In case of application crashes you can use Dr.Watson to easily get an idea of where the problem happened. Never bother with the register dump from a blue screen, it is of no use at all. Search Dr.Watson's log file for the latest appended entry, and make sure it is K-Meleon. Write down what occurred. The comment on the exception is important, not the number. Note the function that has an entry marked with "FAULT". The function names in the Stack Back Trace for the faulting thread are very important too. Unfortunately K-Meleon is often stripped on debug information and symbol tables and thus shows entries like 'nosymobls'.

With a bug you can reproduce, disable the plugins and see if the bug persits or goes away. Disbale most other options from the preference configure as well. Activate a few things at a time. Can you localize the error? Is it a specific plugin that causes the errors?

Even if your bug is not fully reproducable but still happens now and then try to find any common factors for the times it does happen. What are you doing? How does the program respond? Try to observe as much as possible that can help identify what goes wrong.

Writing a useful bug-report that leads to bugs being fixed is just as hard, if not harder, than posing questions that others care to answer. A good text to read before writing bug-reports is the text How to Report Bugs Effectively, by Simon Tatham. Take some of those thoughts in consideration while writing your bug-report, and the bug might actually get fixed quicker.

The Bug Tracking System

All bugs discovered and reported by users are kept in the bug tracking system.
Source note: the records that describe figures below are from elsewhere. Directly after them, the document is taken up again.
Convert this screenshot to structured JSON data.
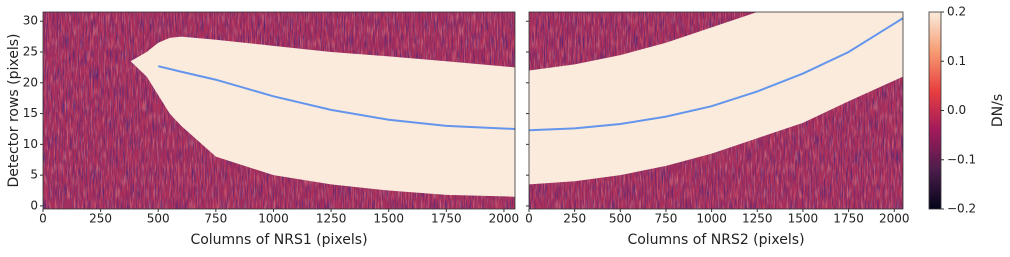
{
  "chart_data": [
    {
      "type": "heatmap",
      "x_label": "Columns of NRS1 (pixels)",
      "y_label": "Detector rows (pixels)",
      "xlim": [
        0,
        2048
      ],
      "ylim": [
        -0.5,
        31.5
      ],
      "xticks": [
        0,
        250,
        500,
        750,
        1000,
        1250,
        1500,
        1750,
        2000
      ],
      "yticks": [
        0,
        5,
        10,
        15,
        20,
        25,
        30
      ],
      "background_color": "#a92e5a",
      "band_color": "#faebdd",
      "trace_color": "#6495ed",
      "band_x": [
        380,
        450,
        500,
        550,
        600,
        750,
        1000,
        1250,
        1500,
        1750,
        2048
      ],
      "band_top": [
        23.5,
        25,
        26.5,
        27.3,
        27.5,
        27,
        26,
        25,
        24.3,
        23.5,
        22.5
      ],
      "band_bottom": [
        23.5,
        21,
        18,
        15,
        13,
        8,
        5,
        3.5,
        2.5,
        1.8,
        1.5
      ],
      "trace_x": [
        500,
        600,
        750,
        1000,
        1250,
        1500,
        1750,
        2048
      ],
      "trace_y": [
        22.7,
        21.8,
        20.5,
        17.8,
        15.6,
        14,
        13,
        12.5
      ]
    },
    {
      "type": "heatmap",
      "x_label": "Columns of NRS2 (pixels)",
      "xlim": [
        0,
        2048
      ],
      "ylim": [
        -0.5,
        31.5
      ],
      "xticks": [
        0,
        250,
        500,
        750,
        1000,
        1250,
        1500,
        1750,
        2000
      ],
      "yticks": [
        0,
        5,
        10,
        15,
        20,
        25,
        30
      ],
      "background_color": "#a92e5a",
      "band_color": "#faebdd",
      "trace_color": "#6495ed",
      "band_x": [
        0,
        250,
        500,
        750,
        1000,
        1250,
        1500,
        1750,
        2048
      ],
      "band_top": [
        22,
        23,
        24.5,
        26.5,
        29,
        31.5,
        31.5,
        31.5,
        31.5
      ],
      "band_bottom": [
        3.5,
        4,
        5,
        6.5,
        8.5,
        11,
        13.5,
        17,
        21
      ],
      "trace_x": [
        0,
        250,
        500,
        750,
        1000,
        1250,
        1500,
        1750,
        2048
      ],
      "trace_y": [
        12.3,
        12.6,
        13.3,
        14.5,
        16.2,
        18.6,
        21.5,
        25,
        30.5
      ]
    },
    {
      "type": "colorbar",
      "label": "DN/s",
      "ylim": [
        -0.2,
        0.2
      ],
      "yticks": [
        {
          "value": -0.2,
          "label": "−0.2"
        },
        {
          "value": -0.1,
          "label": "−0.1"
        },
        {
          "value": 0,
          "label": "0.0"
        },
        0.1,
        0.2
      ],
      "colors": [
        "#03051a",
        "#4c1d4b",
        "#a11a5b",
        "#e83f3f",
        "#f69c73",
        "#faebdd"
      ]
    }
  ]
}
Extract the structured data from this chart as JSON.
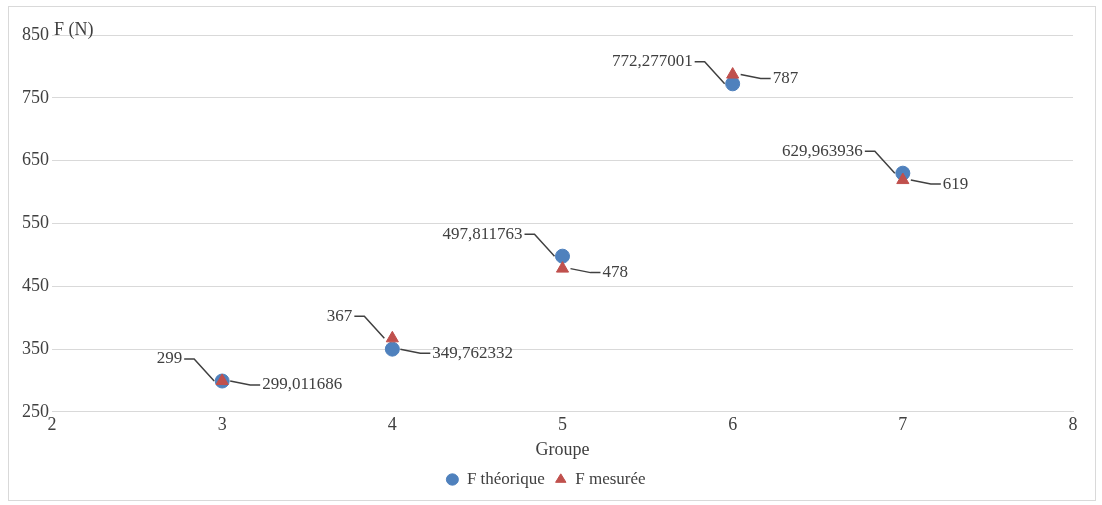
{
  "chart_data": {
    "type": "scatter",
    "xlabel": "Groupe",
    "ylabel": "F (N)",
    "xlim": [
      2,
      8
    ],
    "xticks": [
      2,
      3,
      4,
      5,
      6,
      7,
      8
    ],
    "ylim": [
      250,
      850
    ],
    "yticks": [
      250,
      350,
      450,
      550,
      650,
      750,
      850
    ],
    "grid": "y",
    "legend": "bottom",
    "series": [
      {
        "name": "F théorique",
        "color": "#4f81bd",
        "marker": "circle",
        "x": [
          3,
          4,
          5,
          6,
          7
        ],
        "values": [
          299.011686,
          349.762332,
          497.811763,
          772.277001,
          629.963936
        ],
        "value_labels": [
          "299,011686",
          "349,762332",
          "497,811763",
          "772,277001",
          "629,963936"
        ]
      },
      {
        "name": "F mesurée",
        "color": "#c0504d",
        "marker": "triangle",
        "x": [
          3,
          4,
          5,
          6,
          7
        ],
        "values": [
          299,
          367,
          478,
          787,
          619
        ],
        "value_labels": [
          "299",
          "367",
          "478",
          "787",
          "619"
        ]
      }
    ]
  }
}
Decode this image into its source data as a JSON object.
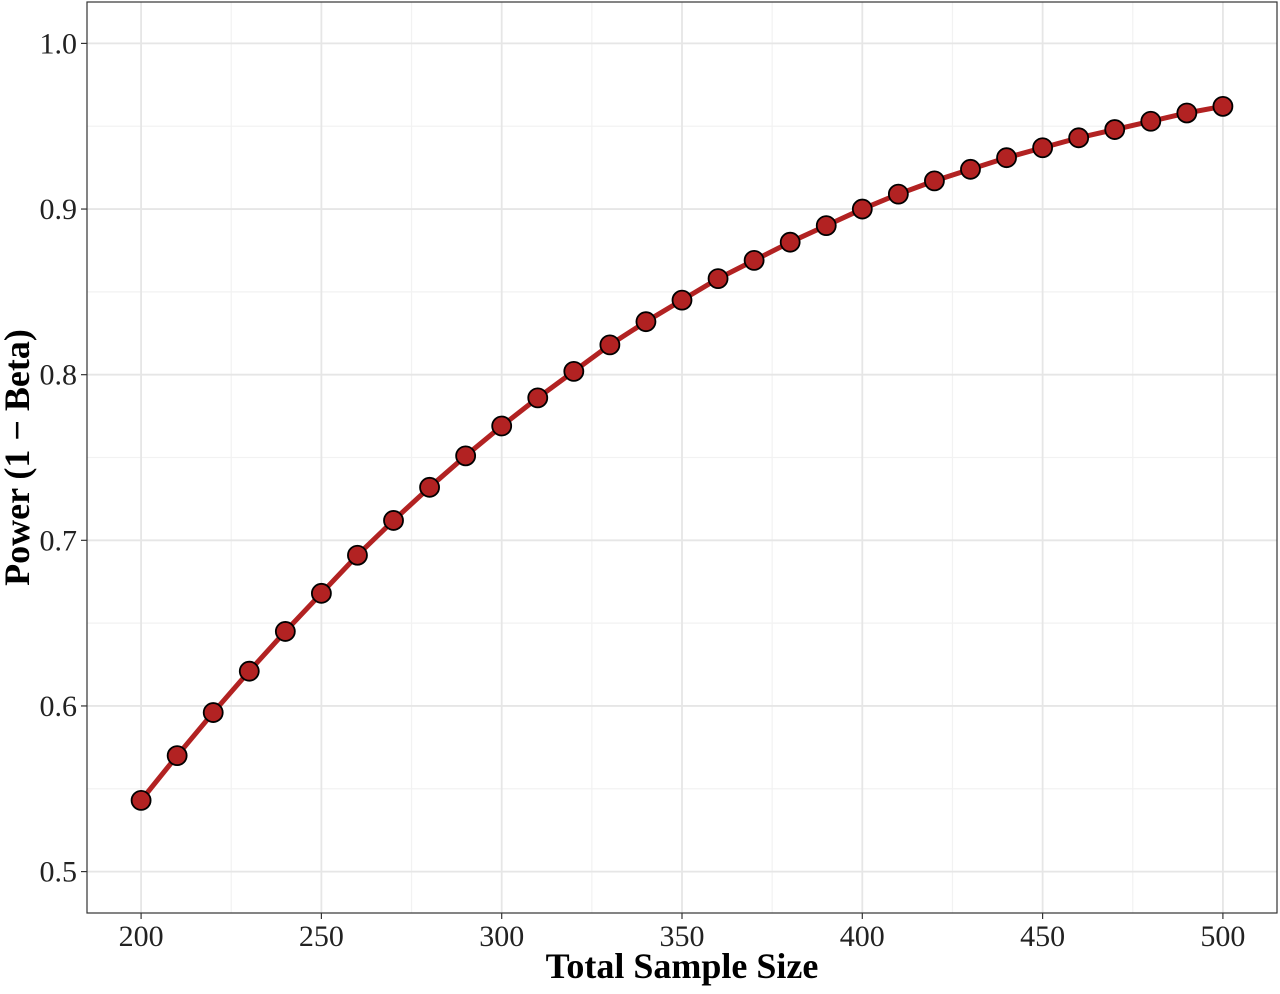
{
  "chart_data": {
    "type": "line",
    "title": "",
    "xlabel": "Total Sample Size",
    "ylabel": "Power (1 − Beta)",
    "xlim": [
      185,
      515
    ],
    "ylim": [
      0.475,
      1.025
    ],
    "x_ticks": [
      200,
      250,
      300,
      350,
      400,
      450,
      500
    ],
    "x_tick_labels": [
      "200",
      "250",
      "300",
      "350",
      "400",
      "450",
      "500"
    ],
    "y_ticks": [
      0.5,
      0.6,
      0.7,
      0.8,
      0.9,
      1.0
    ],
    "y_tick_labels": [
      "0.5",
      "0.6",
      "0.7",
      "0.8",
      "0.9",
      "1.0"
    ],
    "grid": true,
    "legend": "none",
    "series": [
      {
        "color": "#b22222",
        "marker_fill": "#b22222",
        "marker_edge": "#000000",
        "x": [
          200,
          210,
          220,
          230,
          240,
          250,
          260,
          270,
          280,
          290,
          300,
          310,
          320,
          330,
          340,
          350,
          360,
          370,
          380,
          390,
          400,
          410,
          420,
          430,
          440,
          450,
          460,
          470,
          480,
          490,
          500
        ],
        "y": [
          0.543,
          0.57,
          0.596,
          0.621,
          0.645,
          0.668,
          0.691,
          0.712,
          0.732,
          0.751,
          0.769,
          0.786,
          0.802,
          0.818,
          0.832,
          0.845,
          0.858,
          0.869,
          0.88,
          0.89,
          0.9,
          0.909,
          0.917,
          0.924,
          0.931,
          0.937,
          0.943,
          0.948,
          0.953,
          0.958,
          0.962
        ]
      }
    ]
  }
}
Before you report something as a bug, make sure it is truely a K-Meleon bug and that it is not already in the BTS. It is a good idea to discuss the issue with others at the web-forum first.

Note: Before you can enter your report you need to create an account with the K-Meleon Bug Tracking System. To do this you must pick a name and password as well as entering your e-mail address.

When you write your report you should make sure it is easy to see already from the title what the bug is all about. Remeber to state what version of K-Meleon, and any other programs involved, that you use. Write the report in a way such that there are no doubts what one can do to reproduce the bug, what goes wrong for you, and what behaviour you expect to see instead. Write down any error messages verbatim. Would you fail to express yourself clearly it is not likely that anyone can understand what goes wrong for you. There are too many bugs around to waste time on ghost hunts.

If you feel like being helpful, you could take a look at the BTS and the current set of bugs. Several of the bugs are unconfirmed. Maybe you are the detective to decipher what the bug-report talk about and how one can reproduce the bug. Write a more clear comment in that case. There are sometimes open bugs that actually have been fixed already. Sometimes as a side effect from another bug fix or rewrite. Write a comment on what tests you did to come to the conclusion that the bug is no longer around.